Pascal définit le sens d’un auteur d’une manière analogue, mais il insiste plus fermement que les autres sur la règle d’univocité. Dans les définitions nominales, l’opuscule De l’esprit géométrique insiste fermement là-dessus, le sens ne doit être qu’unique. Mais la même règle vaut pour le discours dans son ensemble : comme dit le fragment Loi figurative 13 (Laf. 257, Sel. 289), un auteur a un sens auquel tous les passages contraires s’accordent ou il n’a point de sens du tout. Voir Force Pierre, Le problème herméneutique…, p. 51 et p. 72 sq., sur cette exigence logique de la cohérence.
Pour que l’interprétation soit possible, il faut être sûr que l’auteur que l’on veut interpréter n’écrit pas n’importe quoi, c’est-à-dire qu’il n’est pas fou, que son discours a un sens effectif malgré son incohérence apparente, c’est-à-dire qu’il a assez de bon sens pour conserver dans ce qu’il écrit une pensée logique dans sa forme et cohérente dans son fond. Sur ce postulat d’habileté, condition fondamentale de l’interprétation chez Pascal, voir l’étude détaillée du fragment Loi figurative 13 (Laf. 257, Sel. 289). Dans la petite Perpétuité de la foi, p. 219, Pierre Nicole résume l’idée en une formule lapidaire : « On ne doit pas prendre pour métaphore des expressions qui nous obligeraient à conclure que celui qui s’en sert a parlé d’une manière déraisonnable et contraire au bon sens. Les preuves qu’on tire de l’autorité des hommes ne reposent que sur ce principe, qu’ils ne sont pas fous ». Ce principe a pour conséquence que , dans l’herméneutique appliquée aux Écritures saintes et à l’Ancien Testament, il faut partir du postulat que les prophètes Moïse, David, Isaïe, avaient « trop de bon sens » pour écrire des sottises, principe que Pascal confirme par l’histoire.
En découle la méthode qu’expose Nicole Pierre, Pauli Irenaei Disquisitio II, in Wendrock (tr.), Litterae Provinciales, Coloniae, N. Schouten, 1658, p. 528. « Cum igitur non multiplicem, sed unicum sensum Jansenius habuerit, antequam de illo statuas, prius singula verba ad singulas notiones restringenda sunt… » Pour réduire les termes à une signification précise, l’interprète, qui ne peut voir dans l’esprit de l’auteur qu’il examine, doit s’appuyer sur des données extérieures fermes pour inférer de la lettre du texte à son sens : les circumstantia verborum, c’est-à-dire le contexte littéraire, la cohaerentia propositionum, c’est-à-dire la logique du discours, et les circumstantia rerum, c’est-à-dire les circonstances historiques. C’est par exemple la méthode que Pascal applique plaisamment aux termes de pouvoir prochain et de grâce suffisante dans les premières Provinciales.

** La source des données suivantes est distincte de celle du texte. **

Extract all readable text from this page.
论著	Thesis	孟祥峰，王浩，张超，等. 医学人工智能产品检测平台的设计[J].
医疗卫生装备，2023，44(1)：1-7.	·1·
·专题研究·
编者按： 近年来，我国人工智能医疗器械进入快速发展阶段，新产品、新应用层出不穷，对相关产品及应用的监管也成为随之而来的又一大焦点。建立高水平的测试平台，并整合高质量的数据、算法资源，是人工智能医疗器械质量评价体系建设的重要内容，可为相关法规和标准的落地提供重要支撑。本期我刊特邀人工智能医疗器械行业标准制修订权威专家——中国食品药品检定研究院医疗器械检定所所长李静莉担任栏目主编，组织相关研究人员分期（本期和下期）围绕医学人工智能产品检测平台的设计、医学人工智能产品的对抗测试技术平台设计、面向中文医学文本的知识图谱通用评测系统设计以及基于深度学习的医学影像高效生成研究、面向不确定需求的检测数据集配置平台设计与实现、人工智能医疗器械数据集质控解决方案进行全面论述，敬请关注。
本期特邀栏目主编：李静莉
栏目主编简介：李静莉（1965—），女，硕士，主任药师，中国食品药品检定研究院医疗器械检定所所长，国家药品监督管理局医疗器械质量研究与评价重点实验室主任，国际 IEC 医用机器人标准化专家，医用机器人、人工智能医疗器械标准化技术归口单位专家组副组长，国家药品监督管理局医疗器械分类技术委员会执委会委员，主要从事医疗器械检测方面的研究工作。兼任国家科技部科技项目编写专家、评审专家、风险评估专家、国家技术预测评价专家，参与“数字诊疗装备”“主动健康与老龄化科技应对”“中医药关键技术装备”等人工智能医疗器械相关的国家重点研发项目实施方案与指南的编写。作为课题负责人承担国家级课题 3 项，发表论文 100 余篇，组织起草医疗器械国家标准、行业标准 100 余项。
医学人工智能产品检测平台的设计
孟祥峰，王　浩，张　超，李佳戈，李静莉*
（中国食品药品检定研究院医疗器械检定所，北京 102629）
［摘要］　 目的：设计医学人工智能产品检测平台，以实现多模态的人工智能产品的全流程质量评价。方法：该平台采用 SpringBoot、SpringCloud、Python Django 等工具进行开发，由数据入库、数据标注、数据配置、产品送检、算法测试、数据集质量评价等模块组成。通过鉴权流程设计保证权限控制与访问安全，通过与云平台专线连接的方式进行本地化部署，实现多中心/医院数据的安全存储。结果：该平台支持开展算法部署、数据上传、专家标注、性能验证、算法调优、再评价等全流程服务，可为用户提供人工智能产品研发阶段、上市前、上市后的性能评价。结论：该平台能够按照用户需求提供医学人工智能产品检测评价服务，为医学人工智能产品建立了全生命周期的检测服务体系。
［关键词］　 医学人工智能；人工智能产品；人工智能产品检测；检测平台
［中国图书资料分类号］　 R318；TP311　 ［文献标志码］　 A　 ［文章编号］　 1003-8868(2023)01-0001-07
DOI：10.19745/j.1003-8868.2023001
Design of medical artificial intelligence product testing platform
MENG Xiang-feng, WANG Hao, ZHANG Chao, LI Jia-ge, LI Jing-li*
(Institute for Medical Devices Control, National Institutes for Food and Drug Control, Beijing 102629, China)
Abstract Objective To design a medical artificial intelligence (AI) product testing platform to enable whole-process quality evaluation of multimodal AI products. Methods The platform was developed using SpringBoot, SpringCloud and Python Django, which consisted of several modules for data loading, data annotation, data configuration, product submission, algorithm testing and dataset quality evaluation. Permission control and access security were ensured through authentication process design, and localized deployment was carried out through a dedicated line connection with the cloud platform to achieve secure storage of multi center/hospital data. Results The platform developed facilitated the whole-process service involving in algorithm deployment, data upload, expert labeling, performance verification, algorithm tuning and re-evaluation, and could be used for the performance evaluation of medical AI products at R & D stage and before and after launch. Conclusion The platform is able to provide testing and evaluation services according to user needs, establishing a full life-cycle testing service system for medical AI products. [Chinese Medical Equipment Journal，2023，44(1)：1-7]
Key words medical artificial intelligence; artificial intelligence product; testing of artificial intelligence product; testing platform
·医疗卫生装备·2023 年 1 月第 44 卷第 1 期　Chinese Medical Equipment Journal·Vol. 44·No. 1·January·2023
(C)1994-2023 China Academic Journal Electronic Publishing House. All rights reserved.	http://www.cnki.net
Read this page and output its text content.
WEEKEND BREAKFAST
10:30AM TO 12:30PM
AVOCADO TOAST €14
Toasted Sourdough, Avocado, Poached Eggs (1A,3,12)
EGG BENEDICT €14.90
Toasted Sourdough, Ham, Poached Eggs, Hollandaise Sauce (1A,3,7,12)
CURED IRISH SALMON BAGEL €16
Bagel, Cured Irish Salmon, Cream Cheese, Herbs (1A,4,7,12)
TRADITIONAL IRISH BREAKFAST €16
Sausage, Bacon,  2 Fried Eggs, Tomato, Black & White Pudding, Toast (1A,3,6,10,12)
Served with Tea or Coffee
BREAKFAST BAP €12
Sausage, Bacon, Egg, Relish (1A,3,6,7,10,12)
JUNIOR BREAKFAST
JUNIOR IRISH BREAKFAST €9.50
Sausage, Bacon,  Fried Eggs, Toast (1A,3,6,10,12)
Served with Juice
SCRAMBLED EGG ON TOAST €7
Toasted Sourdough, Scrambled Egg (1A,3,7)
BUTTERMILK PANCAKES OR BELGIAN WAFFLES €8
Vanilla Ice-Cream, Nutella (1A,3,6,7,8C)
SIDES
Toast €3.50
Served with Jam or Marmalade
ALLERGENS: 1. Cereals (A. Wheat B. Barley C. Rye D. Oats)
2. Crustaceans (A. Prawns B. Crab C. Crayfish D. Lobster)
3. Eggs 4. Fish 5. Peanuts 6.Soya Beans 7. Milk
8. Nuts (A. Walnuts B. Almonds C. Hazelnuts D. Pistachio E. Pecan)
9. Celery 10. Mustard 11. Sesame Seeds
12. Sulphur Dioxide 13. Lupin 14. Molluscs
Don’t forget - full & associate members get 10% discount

♦ Processus de l’interprétation
Plusieurs situations peuvent alors se présenter.
Il arrive que le texte soit clair de lui-même, auquel cas on peut s’en ternir au sens qui s’offre immédiatement, c’est-à-dire au sens littéral.
Mais il peut aussi arriver que ce premier sens soit obscur, incompréhensible ou irrecevable. C’est le cas
- lorsqu’il existe un vide sémantique, c’est-à-dire quand il n’existe pas de mot propre pour désigner un objet ou exprimer une idée : c’est le cas par exemple quand on parle des choses de Dieu [qui sont] inexprimables, et ne peuvent être dites en termes propres, ce qui contraint les auteurs à user de termes figurés (Loi figurative 27 - Laf. 272, Sel. 303) ;
- lorsque, pour des raisons particulières un auteur use de termes figuratifs, d’expressions poétiques ou d’un code secret.
C’est souvent le cas de l’Écriture, qui requiert alors une interprétation, c’est-à-dire une opération consistant à discerner quelles sont les res qu’indiquent les verba, autrement dit à remonter des mots et des phrases aux réalités et aux vérités qu’elles signifient dans l’esprit de l’auteur. Voir Saint Augustin, La Genèse au sens littéral, Bibliothèque augustinienne, 48, p. 579. Voir I, XXI, 4 : « Id potissimum deligamus quod certum apparuerit eum sensisse quem legimus ».
Dans ce cas, comme les termes ne sont pas pris dans leur sens propre, apparaissent des incohérences, qui signalent la nécessité d’entamer l’interprétation : lorsque, dans le discours d’un homme dont la sagesse est avérée apparaissent des contradictions, on doit chercher un sens figuré qui permet de concilier les expressions qui paraissent incompatibles entre elles. Lorsque, par exemple, les prophètes déclarent que les cérémonies de la loi de Moïse plaisent à Dieu et qu’elles ne lui plaisent pas, il faut trouver un moyen de concilier ces deux affirmations apparemment contradictoires. Lorsque les auteurs sacrés emploient des formules comme vrai pain du ciel, ou circoncision du cœur, qui ne peuvent s’entendre littéralement, il faut se mettre à la recherche d’un autre sens que le littéral.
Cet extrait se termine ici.